Delaying the Employer Mandate and the Cadillac Tax

The ACA’s employer mandate requires businesses with more than 50 workers to pay a fine of $ 2,160 for each uninsured employee. In July 2013, the Obama administration announced that the employer mandate would not be enforced in 2014. Seven months later, the administration further postponed the mandate for 2015. Businesses with between 50 and 100 employees were excused from the mandate entirely. Businesses with more than 100 employees would be excused from the penalty so long as 70% of their employees were covered.
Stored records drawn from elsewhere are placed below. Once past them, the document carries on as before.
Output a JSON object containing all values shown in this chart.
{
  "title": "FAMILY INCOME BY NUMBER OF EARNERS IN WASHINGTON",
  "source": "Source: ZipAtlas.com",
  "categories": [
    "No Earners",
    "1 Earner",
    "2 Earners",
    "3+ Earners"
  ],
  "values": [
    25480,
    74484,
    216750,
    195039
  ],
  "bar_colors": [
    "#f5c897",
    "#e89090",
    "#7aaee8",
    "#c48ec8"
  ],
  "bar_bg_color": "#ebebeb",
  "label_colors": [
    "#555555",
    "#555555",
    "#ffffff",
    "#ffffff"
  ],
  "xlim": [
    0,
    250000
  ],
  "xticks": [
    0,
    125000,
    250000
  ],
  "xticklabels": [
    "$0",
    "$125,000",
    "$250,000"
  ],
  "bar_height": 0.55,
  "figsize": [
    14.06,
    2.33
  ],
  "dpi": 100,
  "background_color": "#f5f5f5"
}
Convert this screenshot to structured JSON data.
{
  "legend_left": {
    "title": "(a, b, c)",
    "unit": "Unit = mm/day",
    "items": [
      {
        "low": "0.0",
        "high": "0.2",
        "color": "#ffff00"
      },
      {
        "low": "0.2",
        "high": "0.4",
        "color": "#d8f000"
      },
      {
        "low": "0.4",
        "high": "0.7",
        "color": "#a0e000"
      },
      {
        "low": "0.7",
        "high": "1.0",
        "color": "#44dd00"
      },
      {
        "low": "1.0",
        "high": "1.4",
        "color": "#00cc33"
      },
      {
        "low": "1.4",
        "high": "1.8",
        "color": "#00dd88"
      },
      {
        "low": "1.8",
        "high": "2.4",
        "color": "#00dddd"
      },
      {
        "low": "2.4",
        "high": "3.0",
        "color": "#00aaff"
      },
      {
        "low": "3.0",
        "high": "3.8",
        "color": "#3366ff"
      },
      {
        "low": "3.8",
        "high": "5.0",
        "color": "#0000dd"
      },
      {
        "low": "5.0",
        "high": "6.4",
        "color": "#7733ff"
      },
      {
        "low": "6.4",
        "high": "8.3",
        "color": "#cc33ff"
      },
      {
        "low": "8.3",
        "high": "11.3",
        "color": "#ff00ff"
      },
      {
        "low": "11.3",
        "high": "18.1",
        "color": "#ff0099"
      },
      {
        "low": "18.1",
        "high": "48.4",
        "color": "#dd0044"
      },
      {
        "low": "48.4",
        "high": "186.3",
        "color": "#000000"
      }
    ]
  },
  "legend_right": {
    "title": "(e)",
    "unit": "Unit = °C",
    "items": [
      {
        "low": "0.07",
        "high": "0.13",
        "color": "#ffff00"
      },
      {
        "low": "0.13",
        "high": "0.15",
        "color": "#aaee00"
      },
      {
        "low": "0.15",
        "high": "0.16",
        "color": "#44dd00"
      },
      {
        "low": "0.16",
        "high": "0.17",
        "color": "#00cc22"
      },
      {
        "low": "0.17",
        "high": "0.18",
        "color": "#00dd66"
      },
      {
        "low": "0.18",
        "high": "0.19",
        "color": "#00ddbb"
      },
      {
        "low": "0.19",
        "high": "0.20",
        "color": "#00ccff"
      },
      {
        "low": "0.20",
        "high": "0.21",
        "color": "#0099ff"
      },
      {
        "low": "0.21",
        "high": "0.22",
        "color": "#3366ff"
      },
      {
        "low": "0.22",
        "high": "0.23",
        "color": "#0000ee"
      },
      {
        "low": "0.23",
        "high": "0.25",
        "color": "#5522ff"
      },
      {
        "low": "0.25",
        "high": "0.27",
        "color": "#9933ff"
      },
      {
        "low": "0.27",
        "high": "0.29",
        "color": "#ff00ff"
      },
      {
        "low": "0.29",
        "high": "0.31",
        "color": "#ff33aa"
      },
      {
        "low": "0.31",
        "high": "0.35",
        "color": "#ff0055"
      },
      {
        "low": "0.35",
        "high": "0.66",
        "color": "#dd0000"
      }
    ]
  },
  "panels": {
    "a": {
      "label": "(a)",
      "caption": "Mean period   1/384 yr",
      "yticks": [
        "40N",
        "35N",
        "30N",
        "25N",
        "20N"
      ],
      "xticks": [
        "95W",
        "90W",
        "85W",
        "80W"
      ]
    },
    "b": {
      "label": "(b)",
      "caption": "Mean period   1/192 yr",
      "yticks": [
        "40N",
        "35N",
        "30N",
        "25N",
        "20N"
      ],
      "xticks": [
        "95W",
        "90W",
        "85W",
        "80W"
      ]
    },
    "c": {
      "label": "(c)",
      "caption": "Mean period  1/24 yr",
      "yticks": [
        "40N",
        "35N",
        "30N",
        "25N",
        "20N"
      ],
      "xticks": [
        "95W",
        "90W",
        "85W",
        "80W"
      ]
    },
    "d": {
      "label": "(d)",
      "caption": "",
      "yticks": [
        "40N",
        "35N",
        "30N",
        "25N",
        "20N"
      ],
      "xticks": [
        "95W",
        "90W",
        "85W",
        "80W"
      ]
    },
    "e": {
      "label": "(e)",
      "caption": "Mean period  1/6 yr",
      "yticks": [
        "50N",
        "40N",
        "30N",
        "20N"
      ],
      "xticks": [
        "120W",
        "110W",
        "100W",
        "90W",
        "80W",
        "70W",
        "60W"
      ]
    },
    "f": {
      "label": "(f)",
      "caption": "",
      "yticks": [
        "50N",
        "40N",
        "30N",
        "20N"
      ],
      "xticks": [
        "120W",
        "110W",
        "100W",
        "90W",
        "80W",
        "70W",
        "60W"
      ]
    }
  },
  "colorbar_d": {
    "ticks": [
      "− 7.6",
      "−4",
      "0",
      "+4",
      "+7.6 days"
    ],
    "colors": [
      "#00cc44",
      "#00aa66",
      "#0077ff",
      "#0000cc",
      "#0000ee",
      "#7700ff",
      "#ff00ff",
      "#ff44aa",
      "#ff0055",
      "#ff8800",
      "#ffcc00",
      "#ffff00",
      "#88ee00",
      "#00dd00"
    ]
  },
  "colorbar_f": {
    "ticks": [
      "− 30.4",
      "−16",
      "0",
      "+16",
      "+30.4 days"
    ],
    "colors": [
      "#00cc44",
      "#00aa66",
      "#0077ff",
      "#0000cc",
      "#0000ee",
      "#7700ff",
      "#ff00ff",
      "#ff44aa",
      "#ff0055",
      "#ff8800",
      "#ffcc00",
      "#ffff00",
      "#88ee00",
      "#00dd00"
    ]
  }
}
Starting in 2016, businesses that cover 95% of its workforce will not have to make the payments. (Chapter 13 discussed how none of these requirements were consistent with the statute.) Additionally an unknown number of waivers were granted to favored employers.
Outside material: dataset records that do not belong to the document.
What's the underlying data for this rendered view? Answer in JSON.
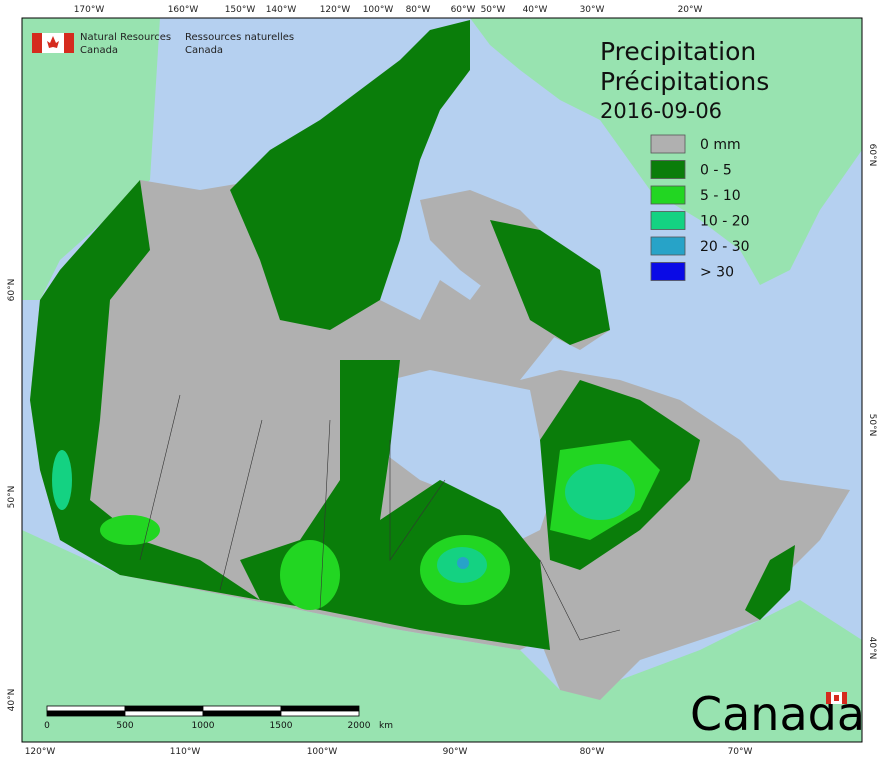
{
  "header": {
    "agency_en": "Natural Resources",
    "agency_en_2": "Canada",
    "agency_fr": "Ressources naturelles",
    "agency_fr_2": "Canada"
  },
  "title": {
    "en": "Precipitation",
    "fr": "Précipitations",
    "date": "2016-09-06"
  },
  "legend": [
    {
      "label": "0 mm",
      "color": "#b0b0b0"
    },
    {
      "label": "0 - 5",
      "color": "#0a7d0a"
    },
    {
      "label": "5 - 10",
      "color": "#22d622"
    },
    {
      "label": "10 - 20",
      "color": "#14d282"
    },
    {
      "label": "20 - 30",
      "color": "#27a3c8"
    },
    {
      "label": "> 30",
      "color": "#0a0ae6"
    }
  ],
  "graticule": {
    "top": [
      "170°W",
      "160°W",
      "150°W",
      "140°W",
      "120°W",
      "100°W",
      "80°W",
      "60°W",
      "50°W",
      "40°W",
      "30°W",
      "20°W"
    ],
    "bottom": [
      "120°W",
      "110°W",
      "100°W",
      "90°W",
      "80°W",
      "70°W"
    ],
    "left": [
      "60°N",
      "50°N",
      "40°N"
    ],
    "right": [
      "60°N",
      "50°N",
      "40°N"
    ]
  },
  "scale_bar": {
    "labels": [
      "0",
      "500",
      "1000",
      "1500",
      "2000"
    ],
    "unit": "km"
  },
  "wordmark": "Canada"
}
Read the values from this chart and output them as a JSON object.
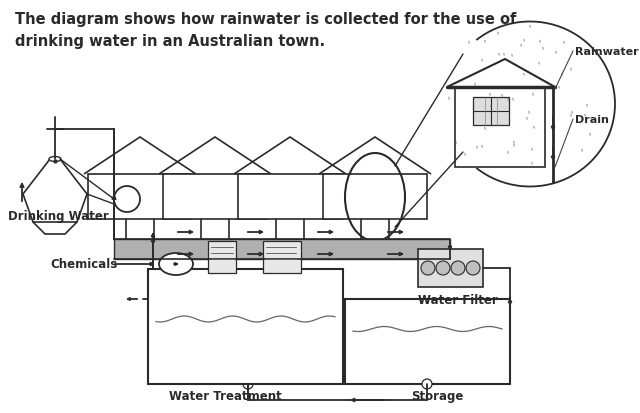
{
  "title": "The diagram shows how rainwater is collected for the use of\ndrinking water in an Australian town.",
  "title_fontsize": 10.5,
  "bg_color": "#ffffff",
  "line_color": "#2a2a2a",
  "labels": {
    "rainwater": "Rainwater",
    "drain": "Drain",
    "drinking_water": "Drinking Water",
    "chemicals": "Chemicals",
    "water_filter": "Water Filter",
    "water_treatment": "Water Treatment",
    "storage": "Storage"
  },
  "figsize": [
    6.4,
    4.14
  ],
  "dpi": 100
}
The Congressional Budget Office’s downward-sloping forecasts, represented in Table E. 3 reflect this tinkering with the employer mandate. Initially, the mandate was expected to generate $ 24 billion by 2016. After the president’s executive actions, it generated $ 0 through 2016. Additionally, the expected revenue from 2014 through 2019 dropped from $ 65 billion to $ 45 billion. Far fewer employers will be hit with the penalty and have an incentive to provide their workers with insurance.

 

 

The ACA’s Cadillac tax imposes a 40% excise tax on generous health insurance plans starting in 2018. Popular among economists, the provision would have created an incentive for firms to reduce health care costs. Unpopular among workers – particularly labor unions with gold-plated insurance plans – the excise tax did not stand a chance. Despite President Obama’s initial objection, in December 2015 he approved of Congress’s two-year delay of the Cadillac tax. As a result, the excise is not scheduled to go into effect until 2020. As we discussed in Chapter 29, it is unlikely this unpopular provision will ever go into effect. This delay has greatly altered the revenue the Cadillac tax was expected to generate, as illustrated by Table E. 4.
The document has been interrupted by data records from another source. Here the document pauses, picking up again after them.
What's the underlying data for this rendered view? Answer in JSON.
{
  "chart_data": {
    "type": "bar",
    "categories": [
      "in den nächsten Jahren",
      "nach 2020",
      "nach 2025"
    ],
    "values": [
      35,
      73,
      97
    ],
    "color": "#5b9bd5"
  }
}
Under the CBO’s initial estimate, employers were expected to pay $ 110 billion in taxes for Cadillac plans between 2018 and 2022. This payment was a pivotal offset in order for the ACA to achieve a budget-neutral scoring. Now, with the delay of the Cadillac Tax, CBO only projects the excise will generate $ 19 billion through 2022. This number could very likely drop to $ 0 if the Cadillac Tax is perpetually delayed. When assessing a law that transformed nearly 20% of the U.S. economy, it is not enough to focus only on how many people gained coverage; we must also consider the costs of achieving this goal. The Affordable Care Act has fallen far short of its great expectations.